As free-market capitalism becomes more dominant and unregulated in U.S. society, subjecting workers to increasing job instability and pay fluctuations, many workers respond with economic apprehension and status anxiety. Further, private enterprise responds almost exclusively to its predominant goal—maximizing profit. To sell products, family values can be mobilized, but if individualistic, “anti-family” attitudes can more successfully sell goods, the market will promote those values. This “amoral” profit-driven ethic often conflicts with established notions of good and bad or right and wrong, adding to the sense of dislocation on the part of many people, who then seek a target for their resentment over all that has changed “for the worse.” Such an environment offers the “criminal”- whose very existence defines those who are not criminals as “good”—as a convenient and serviceable scapegoat. And in a society characterized by institutional and individual racism, a “criminal” or “bad” identity is disproportionately attached to dark-skinned people.
Conclusion
The Right’s law-and-order campaign has led to an increase in the severity and duration of incarceration since the early days of the Ronald Reagan Administration. Political moderates, and even liberals, collaborated in policies that have embodied reactionary intentions and racist outcomes. The mainstream media, by elevating sensational stories of criminals and victims to attract audiences and advertisers, have promoted a view of crime as rampant and frightening. By associating inner-city residents of color with guns and drugs, rightist politicians have promoted an ideological message that criminals are individuals who have choices and choose crime and victimization of those weaker than they.

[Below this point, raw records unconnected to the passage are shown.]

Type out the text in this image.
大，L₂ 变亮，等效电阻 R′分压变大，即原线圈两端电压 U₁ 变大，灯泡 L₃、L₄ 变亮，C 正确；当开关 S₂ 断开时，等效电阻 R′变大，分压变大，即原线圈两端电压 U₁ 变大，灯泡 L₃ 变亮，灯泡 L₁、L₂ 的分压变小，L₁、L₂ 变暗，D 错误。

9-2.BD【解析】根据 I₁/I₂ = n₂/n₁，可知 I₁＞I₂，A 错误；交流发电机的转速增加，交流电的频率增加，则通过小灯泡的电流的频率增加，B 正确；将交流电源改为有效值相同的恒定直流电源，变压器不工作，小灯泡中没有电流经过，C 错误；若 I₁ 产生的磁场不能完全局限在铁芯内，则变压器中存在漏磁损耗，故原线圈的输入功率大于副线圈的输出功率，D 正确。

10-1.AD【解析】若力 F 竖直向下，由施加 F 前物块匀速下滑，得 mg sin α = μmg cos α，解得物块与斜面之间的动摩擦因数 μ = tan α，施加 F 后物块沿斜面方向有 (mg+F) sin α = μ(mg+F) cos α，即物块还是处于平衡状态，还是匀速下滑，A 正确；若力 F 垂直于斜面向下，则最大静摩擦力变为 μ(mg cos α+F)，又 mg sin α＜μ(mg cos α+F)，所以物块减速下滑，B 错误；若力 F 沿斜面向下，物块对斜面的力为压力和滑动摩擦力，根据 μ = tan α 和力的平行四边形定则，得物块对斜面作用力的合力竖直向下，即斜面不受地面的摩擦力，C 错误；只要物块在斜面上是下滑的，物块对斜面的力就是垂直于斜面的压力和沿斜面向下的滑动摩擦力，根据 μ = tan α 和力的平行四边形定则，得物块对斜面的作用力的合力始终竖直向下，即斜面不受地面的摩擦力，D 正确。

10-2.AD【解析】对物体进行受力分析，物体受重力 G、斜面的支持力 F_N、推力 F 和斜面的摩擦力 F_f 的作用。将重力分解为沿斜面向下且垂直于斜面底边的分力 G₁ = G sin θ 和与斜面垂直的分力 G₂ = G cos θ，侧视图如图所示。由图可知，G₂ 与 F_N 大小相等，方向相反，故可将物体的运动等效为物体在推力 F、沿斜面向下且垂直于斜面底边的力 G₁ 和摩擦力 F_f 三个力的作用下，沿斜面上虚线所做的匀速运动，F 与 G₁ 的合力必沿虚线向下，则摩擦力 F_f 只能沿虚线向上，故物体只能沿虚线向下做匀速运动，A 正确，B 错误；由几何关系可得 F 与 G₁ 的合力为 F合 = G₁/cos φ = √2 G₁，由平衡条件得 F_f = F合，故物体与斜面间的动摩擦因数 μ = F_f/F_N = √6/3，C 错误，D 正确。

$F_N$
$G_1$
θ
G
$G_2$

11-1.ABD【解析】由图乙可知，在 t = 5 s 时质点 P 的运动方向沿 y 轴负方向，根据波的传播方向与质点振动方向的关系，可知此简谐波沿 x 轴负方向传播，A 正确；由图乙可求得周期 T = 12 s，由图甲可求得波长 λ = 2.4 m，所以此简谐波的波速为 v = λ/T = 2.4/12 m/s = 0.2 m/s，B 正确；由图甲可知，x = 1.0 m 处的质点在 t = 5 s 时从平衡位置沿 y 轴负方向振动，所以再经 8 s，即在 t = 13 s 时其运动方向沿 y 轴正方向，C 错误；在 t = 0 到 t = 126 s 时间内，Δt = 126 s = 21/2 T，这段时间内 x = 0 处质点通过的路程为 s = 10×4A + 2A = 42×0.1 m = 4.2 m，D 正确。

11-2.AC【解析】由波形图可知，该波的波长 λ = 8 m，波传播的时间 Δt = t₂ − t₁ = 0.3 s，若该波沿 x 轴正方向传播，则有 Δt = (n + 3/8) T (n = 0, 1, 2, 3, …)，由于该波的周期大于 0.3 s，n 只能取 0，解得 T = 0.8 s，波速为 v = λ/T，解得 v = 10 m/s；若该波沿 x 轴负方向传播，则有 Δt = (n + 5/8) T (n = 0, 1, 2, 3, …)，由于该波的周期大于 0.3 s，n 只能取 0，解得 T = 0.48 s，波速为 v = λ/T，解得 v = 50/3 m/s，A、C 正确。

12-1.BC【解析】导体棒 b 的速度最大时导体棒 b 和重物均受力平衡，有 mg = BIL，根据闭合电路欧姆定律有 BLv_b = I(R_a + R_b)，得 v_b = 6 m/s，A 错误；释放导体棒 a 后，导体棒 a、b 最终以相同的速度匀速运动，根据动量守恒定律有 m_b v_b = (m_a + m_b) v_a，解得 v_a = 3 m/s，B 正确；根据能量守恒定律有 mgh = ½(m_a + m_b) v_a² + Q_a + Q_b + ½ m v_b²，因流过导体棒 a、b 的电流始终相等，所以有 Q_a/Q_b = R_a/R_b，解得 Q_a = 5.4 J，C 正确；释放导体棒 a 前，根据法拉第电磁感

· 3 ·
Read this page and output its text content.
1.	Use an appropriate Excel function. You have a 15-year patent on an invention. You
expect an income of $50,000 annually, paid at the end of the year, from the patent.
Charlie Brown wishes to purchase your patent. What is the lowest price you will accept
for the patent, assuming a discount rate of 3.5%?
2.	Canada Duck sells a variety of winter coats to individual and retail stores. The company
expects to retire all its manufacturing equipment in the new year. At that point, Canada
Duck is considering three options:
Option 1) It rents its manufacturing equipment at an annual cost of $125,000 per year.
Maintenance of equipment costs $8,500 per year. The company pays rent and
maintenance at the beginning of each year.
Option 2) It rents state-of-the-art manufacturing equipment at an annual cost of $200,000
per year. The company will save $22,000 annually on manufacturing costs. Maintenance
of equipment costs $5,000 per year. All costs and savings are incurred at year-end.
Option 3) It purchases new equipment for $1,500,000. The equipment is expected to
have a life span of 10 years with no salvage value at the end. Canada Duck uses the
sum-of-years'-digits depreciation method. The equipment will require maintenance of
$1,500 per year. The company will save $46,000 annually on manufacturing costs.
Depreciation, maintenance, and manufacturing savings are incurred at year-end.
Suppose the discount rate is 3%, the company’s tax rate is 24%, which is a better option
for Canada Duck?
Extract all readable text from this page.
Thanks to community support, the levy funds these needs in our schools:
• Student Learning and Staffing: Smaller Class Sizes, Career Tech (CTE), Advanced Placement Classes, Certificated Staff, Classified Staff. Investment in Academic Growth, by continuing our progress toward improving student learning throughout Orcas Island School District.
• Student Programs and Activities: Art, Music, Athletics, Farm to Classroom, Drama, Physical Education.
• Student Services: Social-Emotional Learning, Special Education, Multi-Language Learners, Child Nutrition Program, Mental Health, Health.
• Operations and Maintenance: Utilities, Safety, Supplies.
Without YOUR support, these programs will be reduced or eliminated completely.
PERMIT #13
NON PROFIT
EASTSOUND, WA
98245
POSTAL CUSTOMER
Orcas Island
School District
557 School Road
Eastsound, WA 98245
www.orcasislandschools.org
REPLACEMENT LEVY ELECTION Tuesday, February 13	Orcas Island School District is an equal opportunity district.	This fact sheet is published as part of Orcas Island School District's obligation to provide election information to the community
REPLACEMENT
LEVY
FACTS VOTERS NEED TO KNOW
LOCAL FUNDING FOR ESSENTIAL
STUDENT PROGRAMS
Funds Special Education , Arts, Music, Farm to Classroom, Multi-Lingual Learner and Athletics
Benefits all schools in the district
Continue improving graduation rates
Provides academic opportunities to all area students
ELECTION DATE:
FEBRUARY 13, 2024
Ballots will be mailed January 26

Driven by a conservative ideological worldview, rightists and average people in the United States now support a huge prison industry that incarcerates people at rates second only to Russia in the world. Progressives must challenge this runaway law-and-order campaign by redirecting attention to the root causes of crime, such as poverty, abuse, addiction, and lack of opportunity, and by challenging the demonization and scapegoating of “criminals.” This work is part of a larger campaign to revive the public will to address the economic insecurity that plagues so many in the United States, while the few live in increasing luxury.
Endnotes
- www.prisonfellowship.org
- Hobbes, Thomas. 1981. Leviathan. New York: Penguin Classics. Hobbes envisioned the world as “a war of all against all.”
- See Russell-Brown, Katheryn. 2004. Underground Codes: Race, Crime, and Related Fires. New York: New York University Press.
- See Mauer, Marc. Race to Incarcerate. 1999. New York: The New Press, pp. 118-141.
- DiIulio, John J. Jr. “My Black Crime Problem and Ours,” City Journal (Spring, 1996).
- Ibid., p. 1.
- Beckett, Katherine and Theodore Sasson. 2004. The Politics of Injustice: Crime and Punishment in America. Thousand Oaks, CA: Sage Publications, pp. 185-186.
- Ibid., p. 173.
- Gest, Ted. 2001. Crime and Politics: Big Government’s Erratic Campaign for Law and Order. New York: Oxford University Press, pp. 64-65.